Her scripture, "The Electric Principle of Christianity", included in the novel, is presented as something factual and after the publication of the book generated a cult following, in which readers sought more information about her experience. Today, New Age devotees hail Corelli as "inspired".

==Themes==
In A Romance of Two Worlds, Marie Corelli takes on an old argument between the creationists and the evolutionists. However, her insights are futuristic, including ideas about electricity, solar power, and the properties of the atom.

She explains in the introduction, in this cultivated age a wall of skepticism and cynicism is gradually being built up by intellectual thinkers of every nation against all that treats of the Supernatural and Unseen, I am aware that my narration of the events I have recently experienced will be read with incredulity. At a time when the great empire of the Christian Religion is being assailed, or politely ignored by governments and public speakers and teachers, I realize to the fullest extent how daring is any attempt to prove, even by a plain history of strange occurrences happening to one's self, the actual existence of the Supernatural around us; and the absolute certainty of a future state of being, after the passage through that brief soul-torpor in which the body perishes, known to us as Death.

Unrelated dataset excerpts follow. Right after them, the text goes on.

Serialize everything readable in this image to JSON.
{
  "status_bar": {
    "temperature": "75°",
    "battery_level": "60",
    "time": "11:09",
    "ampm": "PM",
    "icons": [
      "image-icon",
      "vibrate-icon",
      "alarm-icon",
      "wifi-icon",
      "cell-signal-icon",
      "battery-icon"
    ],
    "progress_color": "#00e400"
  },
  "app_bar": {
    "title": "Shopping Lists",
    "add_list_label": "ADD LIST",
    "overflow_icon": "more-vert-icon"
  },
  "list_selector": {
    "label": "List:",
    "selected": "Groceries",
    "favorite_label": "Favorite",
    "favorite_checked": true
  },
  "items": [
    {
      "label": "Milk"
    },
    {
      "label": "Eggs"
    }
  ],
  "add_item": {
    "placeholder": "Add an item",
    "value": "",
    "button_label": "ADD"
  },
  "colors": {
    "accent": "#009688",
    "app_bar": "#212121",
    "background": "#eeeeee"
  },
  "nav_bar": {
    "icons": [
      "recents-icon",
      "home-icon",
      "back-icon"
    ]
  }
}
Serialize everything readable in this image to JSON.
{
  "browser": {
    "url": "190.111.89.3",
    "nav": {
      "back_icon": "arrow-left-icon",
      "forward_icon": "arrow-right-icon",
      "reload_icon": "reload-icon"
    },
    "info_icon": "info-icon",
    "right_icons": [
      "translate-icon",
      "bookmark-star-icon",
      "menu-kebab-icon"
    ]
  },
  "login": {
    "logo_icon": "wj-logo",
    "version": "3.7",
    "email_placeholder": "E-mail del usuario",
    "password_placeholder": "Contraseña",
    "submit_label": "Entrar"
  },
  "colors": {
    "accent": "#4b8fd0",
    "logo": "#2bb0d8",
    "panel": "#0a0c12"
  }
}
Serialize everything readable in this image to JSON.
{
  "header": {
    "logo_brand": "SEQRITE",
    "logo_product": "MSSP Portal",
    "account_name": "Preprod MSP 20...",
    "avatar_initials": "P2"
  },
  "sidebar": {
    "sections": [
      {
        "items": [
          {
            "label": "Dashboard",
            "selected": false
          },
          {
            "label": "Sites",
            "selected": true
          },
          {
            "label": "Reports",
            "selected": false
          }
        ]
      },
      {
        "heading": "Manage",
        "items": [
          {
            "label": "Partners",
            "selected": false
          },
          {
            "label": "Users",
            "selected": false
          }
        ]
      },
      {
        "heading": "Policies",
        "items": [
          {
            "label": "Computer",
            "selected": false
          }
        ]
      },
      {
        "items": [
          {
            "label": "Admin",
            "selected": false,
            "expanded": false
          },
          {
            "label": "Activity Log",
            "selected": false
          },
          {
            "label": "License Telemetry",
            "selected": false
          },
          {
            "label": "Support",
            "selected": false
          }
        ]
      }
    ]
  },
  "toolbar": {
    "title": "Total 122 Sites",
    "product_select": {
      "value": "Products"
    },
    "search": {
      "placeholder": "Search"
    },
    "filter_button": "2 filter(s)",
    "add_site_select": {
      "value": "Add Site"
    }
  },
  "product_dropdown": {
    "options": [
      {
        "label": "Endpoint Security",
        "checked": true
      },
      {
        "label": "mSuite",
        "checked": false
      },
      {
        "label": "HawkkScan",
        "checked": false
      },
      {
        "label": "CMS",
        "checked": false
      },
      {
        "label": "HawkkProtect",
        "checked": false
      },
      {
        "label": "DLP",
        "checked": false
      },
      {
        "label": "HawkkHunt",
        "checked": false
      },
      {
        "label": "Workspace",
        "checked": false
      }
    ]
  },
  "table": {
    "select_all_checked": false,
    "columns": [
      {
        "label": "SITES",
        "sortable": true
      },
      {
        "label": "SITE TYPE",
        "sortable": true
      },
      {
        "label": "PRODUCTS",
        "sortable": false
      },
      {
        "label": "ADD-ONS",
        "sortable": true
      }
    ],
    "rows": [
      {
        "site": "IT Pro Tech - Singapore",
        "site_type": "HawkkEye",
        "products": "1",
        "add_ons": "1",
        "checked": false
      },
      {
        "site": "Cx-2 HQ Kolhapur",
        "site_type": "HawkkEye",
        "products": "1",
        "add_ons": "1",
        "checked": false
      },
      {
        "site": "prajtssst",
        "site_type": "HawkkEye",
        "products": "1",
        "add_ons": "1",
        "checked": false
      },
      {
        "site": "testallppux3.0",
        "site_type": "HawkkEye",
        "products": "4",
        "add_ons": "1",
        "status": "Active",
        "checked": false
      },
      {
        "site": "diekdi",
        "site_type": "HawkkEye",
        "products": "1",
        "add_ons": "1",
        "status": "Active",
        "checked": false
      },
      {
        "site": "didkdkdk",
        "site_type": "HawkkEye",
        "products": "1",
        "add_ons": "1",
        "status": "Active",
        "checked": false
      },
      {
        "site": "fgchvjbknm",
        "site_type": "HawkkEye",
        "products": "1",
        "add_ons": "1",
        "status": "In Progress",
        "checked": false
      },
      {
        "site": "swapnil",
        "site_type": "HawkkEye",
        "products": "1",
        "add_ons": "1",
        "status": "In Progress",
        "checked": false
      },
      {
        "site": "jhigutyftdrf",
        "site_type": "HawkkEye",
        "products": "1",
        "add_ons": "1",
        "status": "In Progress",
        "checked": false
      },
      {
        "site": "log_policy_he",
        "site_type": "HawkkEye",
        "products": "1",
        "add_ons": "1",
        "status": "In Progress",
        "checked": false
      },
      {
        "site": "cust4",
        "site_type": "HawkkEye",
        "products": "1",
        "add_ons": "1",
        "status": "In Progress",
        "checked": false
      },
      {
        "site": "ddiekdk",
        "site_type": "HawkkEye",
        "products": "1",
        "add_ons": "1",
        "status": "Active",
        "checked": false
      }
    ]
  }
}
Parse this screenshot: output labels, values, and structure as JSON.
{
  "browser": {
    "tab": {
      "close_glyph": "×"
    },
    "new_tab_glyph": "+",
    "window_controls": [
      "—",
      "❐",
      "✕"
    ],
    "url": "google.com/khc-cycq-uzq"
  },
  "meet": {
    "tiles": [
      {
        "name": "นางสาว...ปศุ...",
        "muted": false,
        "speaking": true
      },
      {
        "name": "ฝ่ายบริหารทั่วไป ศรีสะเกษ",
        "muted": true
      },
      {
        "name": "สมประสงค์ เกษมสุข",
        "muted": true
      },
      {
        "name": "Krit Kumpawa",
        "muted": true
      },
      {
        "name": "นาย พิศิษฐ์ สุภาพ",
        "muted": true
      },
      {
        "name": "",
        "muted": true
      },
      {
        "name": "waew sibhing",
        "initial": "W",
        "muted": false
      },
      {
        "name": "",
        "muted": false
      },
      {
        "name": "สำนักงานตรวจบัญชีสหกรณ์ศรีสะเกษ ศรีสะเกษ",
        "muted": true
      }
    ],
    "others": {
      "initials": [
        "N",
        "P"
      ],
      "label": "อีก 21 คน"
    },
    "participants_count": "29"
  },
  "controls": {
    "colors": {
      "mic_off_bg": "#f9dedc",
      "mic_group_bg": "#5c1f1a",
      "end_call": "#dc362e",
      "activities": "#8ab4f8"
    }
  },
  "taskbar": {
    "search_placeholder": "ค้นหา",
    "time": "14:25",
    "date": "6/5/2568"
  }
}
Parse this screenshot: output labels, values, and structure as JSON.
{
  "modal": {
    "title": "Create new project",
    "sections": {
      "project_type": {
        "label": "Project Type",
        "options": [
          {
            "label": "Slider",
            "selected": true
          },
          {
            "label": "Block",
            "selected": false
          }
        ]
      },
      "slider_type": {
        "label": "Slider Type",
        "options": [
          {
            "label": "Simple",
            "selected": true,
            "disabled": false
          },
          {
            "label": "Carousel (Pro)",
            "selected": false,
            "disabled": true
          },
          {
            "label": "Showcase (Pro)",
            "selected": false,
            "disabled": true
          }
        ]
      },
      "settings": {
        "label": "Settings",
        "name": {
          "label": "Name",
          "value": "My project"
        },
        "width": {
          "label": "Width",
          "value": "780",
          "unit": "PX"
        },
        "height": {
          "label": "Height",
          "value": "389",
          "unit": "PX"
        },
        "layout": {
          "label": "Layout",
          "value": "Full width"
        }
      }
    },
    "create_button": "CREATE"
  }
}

The book is suffused with Pantheism. She also argues that Christ did not come to us as a sacrifice because God is a creator of love and beauty and could not desire "a bleeding victim as sacrifice to appease His Anger [...]".

==Real-life inspirations==
Many believe that the book is autobiographical, a belief which Corelli encouraged. One passage describing the main character's relationship with a female friend, Zara, has been identified as possibly inspired by Corelli's lifelong companion Bertha Vyver:

Zara and I became inseparables; we worked together, read together, and together every morning gave those finishing-touches to the ordering and arrangement of the household which are essentially feminine, and which not the wisest philosopher in all the world has been, or ever will be, able to accomplish successfully. We grew to love each other dearly, with that ungrudging, sympathizing, confiding friendship that is very rarely found between two women.

In several chapters Corelli hints that the character Heliobas may be the Count of St. Germain, although the Fraternitas Rosae Crucis identifies him as an Illuminati hierophant, Count A. di Guinotti. Heliobas appears in two other Corelli novels, Ardath and The Soul of Lilith.